Rational Choice Theory – a Concept in Social Work

Rational choice theory is an important concept in social work because it explains how people make decisions. It refers to a set of rules that can be used to better understand economic and social behavior. According to the theory, an individual will conduct a cost-benefit analysis to determine whether a particular option is appropriate for them. Those pursuing a social work degree will learn a variety of evidence-based theories to aid in their work. It also implies that an individual’s self-motivated rational actions will benefit the overall economy. Rational choice theory is concerned with three concepts: rational actors, self-interest, and the invisible hand. This theory contradicts some other social work theories. According to psychodynamic theory, humans seek gratification as a result of unconscious processes.

Rationality can be used as an assumption for individual behavior in a variety of contexts other than economics. It can be applied to a wide range of fields, including economics, psychology, and philosophy. Political science, sociology, and philosophy all use it. According to this theory, people use their self-interest to make decisions that benefit them the most.

Overview

According to rational choice theory, people use rational calculations to make rational choices and achieve outcomes that are in line with their own personal goals. The basic premise of rational choice theory is that individual actors’ decisions will result in aggregate social behavior. The theory also assumes that individuals have preferences for available options. These outcomes are also linked to maximizing an individual’s self-interest. It is assumed that these preferences are complete and transitive. Given the limited options available, the rational choice theory is expected to produce outcomes that provide people with the greatest benefit and satisfaction.

Completeness refers to the ability of the individual to specify which of the options they prefer (i.e. individual prefers A over B, B over A, or are indifferent to both). Alternatively, transitivity occurs when an individual prefers option A over option B and prefers option B over option C, leading to the conclusion that the individual prefers A over C. The rational agent will then conduct their own cost-benefit analysis using a variety of criteria to determine their best course of action.

One type of rationality is instrumental rationality, which entails achieving a goal in the most cost-effective way possible without considering the goal’s worthiness. Duncan Snidal emphasizes that the goals are not limited to self-interest, selfishness, or material gain. They also include goals that are concerned with others, such as altruism, as well as normative or ideational goals.

The following assumptions are made in order to fit the criteria for rational choice theory –

  • All actions are rational and are made after weighing the costs and benefits.
  • The benefit of a relationship or action must outweigh the cost of carrying it out.
  • When the value of the reward falls below the value of the costs incurred, the person will halt the action or terminate the relationship.
  • Individuals will use the resources available to them to maximize their rewards.

A rational choice theory does not claim to describe the decision-making process; rather, it assists in predicting the outcome and pattern of choice. As a result, it is assumed that the individual is self-interested or homo economicus. By balancing costs and benefits, the individual arrives at a decision that maximizes personal advantage. Proponents of such models, particularly those associated with the Chicago school of economics, do not claim that the assumptions of a model accurately describe reality, but rather that they aid in the formulation of clear and falsifiable hypotheses. According to this viewpoint, empirical tests are the only way to determine the success of a hypothesis. To use an example from Milton Friedman, a theory that states that the behavior of a tree’s leaves is explained by their rationality are considered successful if it passes the empirical test.
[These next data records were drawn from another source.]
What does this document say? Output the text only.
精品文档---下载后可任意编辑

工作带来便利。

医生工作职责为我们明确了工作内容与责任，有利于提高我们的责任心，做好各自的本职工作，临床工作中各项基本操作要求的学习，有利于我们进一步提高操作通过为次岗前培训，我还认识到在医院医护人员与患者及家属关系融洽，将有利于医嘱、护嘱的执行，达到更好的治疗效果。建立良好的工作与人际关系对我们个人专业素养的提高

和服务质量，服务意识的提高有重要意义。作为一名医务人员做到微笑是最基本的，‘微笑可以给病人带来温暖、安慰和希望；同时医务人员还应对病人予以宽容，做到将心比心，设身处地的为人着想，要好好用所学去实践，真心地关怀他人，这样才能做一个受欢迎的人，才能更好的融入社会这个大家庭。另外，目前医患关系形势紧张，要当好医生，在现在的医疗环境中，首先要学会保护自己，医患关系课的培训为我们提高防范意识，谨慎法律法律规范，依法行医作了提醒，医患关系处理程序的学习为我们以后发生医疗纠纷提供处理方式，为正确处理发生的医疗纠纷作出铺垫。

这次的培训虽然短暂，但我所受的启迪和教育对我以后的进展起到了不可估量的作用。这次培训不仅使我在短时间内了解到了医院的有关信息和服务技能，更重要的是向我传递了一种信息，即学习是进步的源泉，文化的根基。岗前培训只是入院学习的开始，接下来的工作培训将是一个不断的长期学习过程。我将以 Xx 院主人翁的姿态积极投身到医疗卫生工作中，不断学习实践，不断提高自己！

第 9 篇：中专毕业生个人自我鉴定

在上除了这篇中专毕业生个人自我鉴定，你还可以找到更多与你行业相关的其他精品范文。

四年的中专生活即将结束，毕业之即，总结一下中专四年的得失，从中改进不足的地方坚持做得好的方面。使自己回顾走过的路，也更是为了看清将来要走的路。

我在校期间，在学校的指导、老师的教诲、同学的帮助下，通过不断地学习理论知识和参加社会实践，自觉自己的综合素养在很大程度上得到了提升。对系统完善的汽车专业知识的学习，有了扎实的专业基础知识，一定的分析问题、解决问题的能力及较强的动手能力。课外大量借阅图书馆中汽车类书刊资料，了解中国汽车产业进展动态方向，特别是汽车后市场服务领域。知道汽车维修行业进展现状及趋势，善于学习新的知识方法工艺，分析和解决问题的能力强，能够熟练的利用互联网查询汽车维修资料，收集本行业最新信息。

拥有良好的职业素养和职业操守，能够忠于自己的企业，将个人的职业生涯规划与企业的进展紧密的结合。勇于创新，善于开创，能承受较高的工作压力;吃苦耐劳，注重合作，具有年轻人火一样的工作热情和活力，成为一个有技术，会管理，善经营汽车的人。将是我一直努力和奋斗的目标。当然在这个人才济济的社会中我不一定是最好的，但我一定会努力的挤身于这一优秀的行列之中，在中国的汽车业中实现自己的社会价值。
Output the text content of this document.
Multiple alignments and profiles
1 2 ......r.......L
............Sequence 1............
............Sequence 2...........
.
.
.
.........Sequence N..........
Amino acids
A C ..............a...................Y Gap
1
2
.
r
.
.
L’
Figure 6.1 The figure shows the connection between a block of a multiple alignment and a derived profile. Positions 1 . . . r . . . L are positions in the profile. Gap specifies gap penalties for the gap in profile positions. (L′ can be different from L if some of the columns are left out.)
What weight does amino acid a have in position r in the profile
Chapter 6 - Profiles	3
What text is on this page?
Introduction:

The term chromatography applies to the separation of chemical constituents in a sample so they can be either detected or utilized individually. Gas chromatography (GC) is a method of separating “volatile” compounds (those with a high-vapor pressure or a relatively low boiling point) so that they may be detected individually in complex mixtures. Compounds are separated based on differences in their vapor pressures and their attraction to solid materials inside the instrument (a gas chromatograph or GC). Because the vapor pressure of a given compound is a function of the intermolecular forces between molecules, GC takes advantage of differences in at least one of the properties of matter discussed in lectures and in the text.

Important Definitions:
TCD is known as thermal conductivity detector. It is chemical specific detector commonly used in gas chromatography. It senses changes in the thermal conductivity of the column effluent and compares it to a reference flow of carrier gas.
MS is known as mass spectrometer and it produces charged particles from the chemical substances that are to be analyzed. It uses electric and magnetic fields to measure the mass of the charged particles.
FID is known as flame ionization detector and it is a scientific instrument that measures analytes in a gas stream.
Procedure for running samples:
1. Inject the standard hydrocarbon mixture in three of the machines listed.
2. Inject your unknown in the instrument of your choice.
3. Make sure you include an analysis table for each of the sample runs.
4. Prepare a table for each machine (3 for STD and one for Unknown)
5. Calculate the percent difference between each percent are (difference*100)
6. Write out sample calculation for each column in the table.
It may be impossible to empirically test or invalidate the rationality assumption without explicitly dictating the individual’s goal or preferences. The predictions made by a specific version of the theory, on the other hand, are testable. In recent years, the experimental results of behavioral economics have called into question the most popular version of rational choice theory, expected utility theory. Economists are learning from other disciplines, such as psychology, and enriching their choice theories in order to gain a more accurate understanding of human decision-making. For his work in this field, behavioral economist and experimental psychologist Daniel Kahneman received the Nobel Memorial Prize in Economic Sciences in 2002.